Die Überschrift „So viel geht schon“ deutet an, dass mit dem Chuwi MiniBook im Vergleich zu normalgroßen Notebooks auch Abstriche gemacht werden müssen. Am deutlichsten ist dies bei der Tastatur. Während der Anschlag zwar grundlegend als gut zu bezeichnen ist, wurde das Layout „optimiert“, um möglichst große Tasten auf dieser kleinen Fläche unterzubringen. Darum sind manche Tasten wie Ä, Ö, Ü ganz weggefallen und viele weitere deutlich kleiner ausgeführt als normal. Insbesondere für deutsche Nutzer ist das so entstandene Layout sehr gewöhnungsbedürftig und ergonomisch nicht gut. Ohne lange Eingewöhnung ist kein schnelles Tippen möglich und selbst dann ist blindes, akkurates Schreiben eher unwahrscheinlich. Die unterbrochene Leertaste macht es auch nicht einfacher. Außerdem sind durch das Layout viele lieb gewonnene Tastaturkürzel kaum auszuführen. Immerhin ist eine Hintergrundbeleuchtung integriert.

Richtig störend war der Lüfter, der zumindest in diesem Gerät nahezu ununterbrochen lief und dies in einer ernsthaft unangenehmen Lautstärke und Tonhöhe. Es ist nicht auszuschließen, dass dies in der Zwischenzeit per Software- oder Bios-Updates behoben wurde. Aber ohne ein solches Update ist an angenehm ruhiges Arbeiten nicht zu denken, selbst Musik hören oder Filme schauen wird dadurch empfindlich gestört.

Fazit

Chuwi Mini Book mit Zubehör
Chuwi Mini Book mit Zubehör

Alles in allem bekommt man mit dem Chuwi MiniBook-Mobile Workstation für rund 550 € ziemlich genau das, was man von diesem Gerät erwartet: solide Verarbeitung, lächerlich geringes Gewicht, hervorragende Kompaktheit und somit herausragende Mobilität. Überhaupt ist vieles erstaunlich gut für die gegebene Größe. Das heißt jedoch nicht, dass es letztlich ausreichend ist. Man erhält auch all die zu erwartenden Schwächen: weder das kleine Display noch die zu kleine Tastatur laden zu längerem, konzentrierten Arbeiten ein.
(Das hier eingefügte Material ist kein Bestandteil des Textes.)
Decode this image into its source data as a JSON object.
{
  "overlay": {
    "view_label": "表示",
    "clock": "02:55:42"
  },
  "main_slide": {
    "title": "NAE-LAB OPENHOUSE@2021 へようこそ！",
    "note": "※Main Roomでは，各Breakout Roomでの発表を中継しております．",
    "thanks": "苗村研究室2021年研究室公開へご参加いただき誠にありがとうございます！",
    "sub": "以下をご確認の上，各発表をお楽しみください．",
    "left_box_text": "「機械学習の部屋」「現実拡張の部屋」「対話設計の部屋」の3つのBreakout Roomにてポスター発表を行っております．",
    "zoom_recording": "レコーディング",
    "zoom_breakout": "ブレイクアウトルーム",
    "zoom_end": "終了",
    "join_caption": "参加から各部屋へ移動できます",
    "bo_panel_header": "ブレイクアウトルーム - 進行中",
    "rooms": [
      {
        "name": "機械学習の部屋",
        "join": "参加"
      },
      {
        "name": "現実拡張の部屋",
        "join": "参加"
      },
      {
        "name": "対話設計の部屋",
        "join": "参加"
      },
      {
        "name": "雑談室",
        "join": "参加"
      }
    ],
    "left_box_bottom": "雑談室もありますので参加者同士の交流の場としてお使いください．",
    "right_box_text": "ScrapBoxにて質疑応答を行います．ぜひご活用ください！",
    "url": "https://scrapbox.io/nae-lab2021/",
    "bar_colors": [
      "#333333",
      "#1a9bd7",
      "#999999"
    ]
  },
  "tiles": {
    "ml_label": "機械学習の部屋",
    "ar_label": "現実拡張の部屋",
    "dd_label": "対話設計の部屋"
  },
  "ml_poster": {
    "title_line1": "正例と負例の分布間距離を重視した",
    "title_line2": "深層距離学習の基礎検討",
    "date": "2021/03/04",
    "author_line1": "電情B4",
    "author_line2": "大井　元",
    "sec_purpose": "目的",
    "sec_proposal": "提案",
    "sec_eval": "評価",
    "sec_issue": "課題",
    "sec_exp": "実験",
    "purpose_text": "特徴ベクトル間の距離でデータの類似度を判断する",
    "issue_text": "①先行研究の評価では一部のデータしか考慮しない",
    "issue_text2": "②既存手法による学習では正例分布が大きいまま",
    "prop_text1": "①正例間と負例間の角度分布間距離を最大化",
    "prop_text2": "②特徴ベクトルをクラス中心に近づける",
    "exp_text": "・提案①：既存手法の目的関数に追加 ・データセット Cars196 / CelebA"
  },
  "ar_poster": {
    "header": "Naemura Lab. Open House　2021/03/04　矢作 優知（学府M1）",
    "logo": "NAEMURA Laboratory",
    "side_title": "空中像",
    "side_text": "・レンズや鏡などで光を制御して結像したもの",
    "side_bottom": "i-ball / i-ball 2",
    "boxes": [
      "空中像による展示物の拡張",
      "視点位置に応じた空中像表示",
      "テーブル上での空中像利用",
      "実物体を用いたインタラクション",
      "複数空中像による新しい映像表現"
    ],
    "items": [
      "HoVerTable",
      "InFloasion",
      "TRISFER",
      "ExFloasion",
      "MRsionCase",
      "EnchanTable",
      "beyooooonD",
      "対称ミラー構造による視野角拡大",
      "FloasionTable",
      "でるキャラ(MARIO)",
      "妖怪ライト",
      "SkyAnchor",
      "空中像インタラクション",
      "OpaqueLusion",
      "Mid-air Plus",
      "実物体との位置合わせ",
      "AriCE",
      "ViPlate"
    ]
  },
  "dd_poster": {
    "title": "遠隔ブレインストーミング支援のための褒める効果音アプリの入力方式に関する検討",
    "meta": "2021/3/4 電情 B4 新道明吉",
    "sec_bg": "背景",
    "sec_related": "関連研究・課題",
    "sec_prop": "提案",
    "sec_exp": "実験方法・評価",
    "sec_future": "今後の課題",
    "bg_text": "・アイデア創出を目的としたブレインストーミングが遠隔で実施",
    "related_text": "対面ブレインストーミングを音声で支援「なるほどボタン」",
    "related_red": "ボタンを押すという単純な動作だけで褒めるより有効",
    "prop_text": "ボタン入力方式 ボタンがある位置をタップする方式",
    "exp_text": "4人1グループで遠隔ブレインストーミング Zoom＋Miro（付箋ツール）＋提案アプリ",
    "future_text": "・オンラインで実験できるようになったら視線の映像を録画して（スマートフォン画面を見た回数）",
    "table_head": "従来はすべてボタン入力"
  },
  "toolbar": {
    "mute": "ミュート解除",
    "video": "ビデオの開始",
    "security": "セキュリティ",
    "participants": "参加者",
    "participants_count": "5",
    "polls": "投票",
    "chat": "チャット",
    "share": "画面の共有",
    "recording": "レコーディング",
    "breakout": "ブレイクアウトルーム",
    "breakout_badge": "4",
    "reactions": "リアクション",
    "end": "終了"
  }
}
Für den Medienkonsum wünscht man sich ebenfalls ein größeres Display. In der aktuellen Aufmachung ist das Chuwi MiniBook zwar interessant, aber letztlich doch ein ziemliches Nischenprodukt.

Im Test wurden also Grenzen sichtbar. Während die technische Grenze immer weiter verschoben wird, sind wir Menschen für diese Art der Miniaturisierung zu groß gebaut – unsere Hände sind zu klobig, die Augen nicht präzise genug. Scheinbar existiert hier also eine Grenze, die nicht einzureißen ist – bis sie doch jemand einreißt, wie damals Steve Jobs mit dem iPhone.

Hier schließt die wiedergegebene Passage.